When it comes to writing, Mr Dalrymple does all of his in the swimming pool shed “because the Wi-Fi doesn’t reach to this part of the farm”. These days, he is working on a book about the rise of the East India Company.

How has this Scottish man, who set foot in India for the first time on 26 January 1984, become a globally acclaimed historian on India? Why do his writings — and not some India-born scholar’s — on Ajanta caves, Rajput paintings and Deccan Sultans appear on the venerable pages of The New York Review of Books?

How did it fall on him to write The Last Mughal: The Fall of a Dynasty, Delhi 1857? This book was the result of “previously undiscovered sources” that he, and not acclaimed Indian historians, excavated from the National Archives of India in the heart of Delhi.

“I have made a career in India thanks to the fact that, for a long time, very few historians here were writing non-fiction with the prospect of being read by general readers,” says Mr Dalrymple. “Until recently, very little narrative non-fiction by Indian writers was being successfully published around the world, though Indian fiction was. That absence, for such a long time, gave writers like Patrick (French) and I room to breathe.”

But this is changing now, Mr Dalrymple says, citing examples of authors Ramachandra Guha, Srinath Raghavan, Pankaj Mishra and Samarth Subramaniam.

Indeed, Mr Dalrymple is bold enough to declare that if a British author were to land in Delhi in 2026, he would find very few subjects not being written about by Indian non-fiction writers.

On returning to his library, he settles down behind a desk.
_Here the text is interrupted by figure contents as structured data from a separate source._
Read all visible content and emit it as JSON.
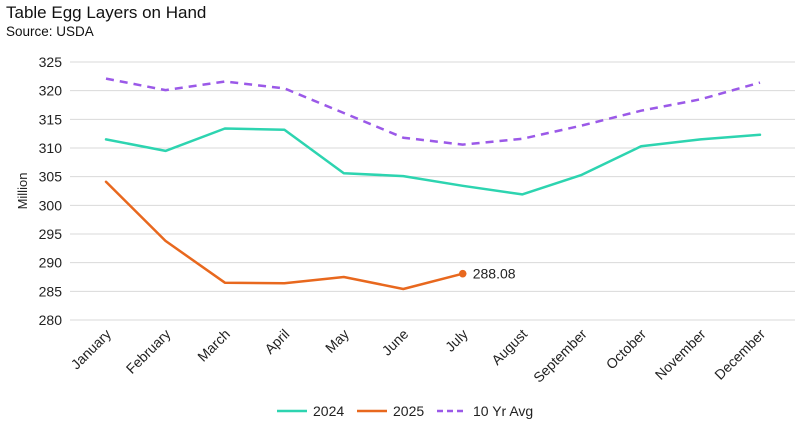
{
  "header": {
    "title": "Table Egg Layers on Hand",
    "subtitle": "Source: USDA"
  },
  "chart_data": {
    "type": "line",
    "title": "Table Egg Layers on Hand",
    "subtitle": "Source: USDA",
    "xlabel": "",
    "ylabel": "Million",
    "ylim": [
      280,
      325
    ],
    "yticks": [
      280,
      285,
      290,
      295,
      300,
      305,
      310,
      315,
      320,
      325
    ],
    "grid": "horizontal",
    "legend_position": "bottom",
    "categories": [
      "January",
      "February",
      "March",
      "April",
      "May",
      "June",
      "July",
      "August",
      "September",
      "October",
      "November",
      "December"
    ],
    "series": [
      {
        "name": "2024",
        "color": "#2dd4b0",
        "style": "solid",
        "values": [
          311.5,
          309.5,
          313.4,
          313.2,
          305.6,
          305.1,
          303.4,
          301.9,
          305.3,
          310.3,
          311.5,
          312.3
        ]
      },
      {
        "name": "2025",
        "color": "#e8681e",
        "style": "solid",
        "values": [
          304.1,
          293.8,
          286.5,
          286.4,
          287.5,
          285.4,
          288.08,
          null,
          null,
          null,
          null,
          null
        ]
      },
      {
        "name": "10 Yr Avg",
        "color": "#9b59e8",
        "style": "dashed",
        "values": [
          322.1,
          320.1,
          321.6,
          320.4,
          316.1,
          311.8,
          310.6,
          311.6,
          313.9,
          316.5,
          318.5,
          321.4
        ]
      }
    ],
    "annotations": [
      {
        "series": "2025",
        "category": "July",
        "text": "288.08"
      }
    ]
  }
}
A side-table is cluttered with books waiting to be blurbed or reviewed by him.

After a while, artist Olivia Fraser briefly steps inside the study to softly exchange a word with her husband. Apparently, the couple have separate plans for the evening but plans to meet for dinner.

Minutes later, Mr Dalrymple emerges out into his garden to be immediately circled by his Polish chickens and his Scottish bantams, and by Aishwarya and Fudge, his two dogs. We are left alone in Mr Dalrymple’s library and we are trying hard not to flick.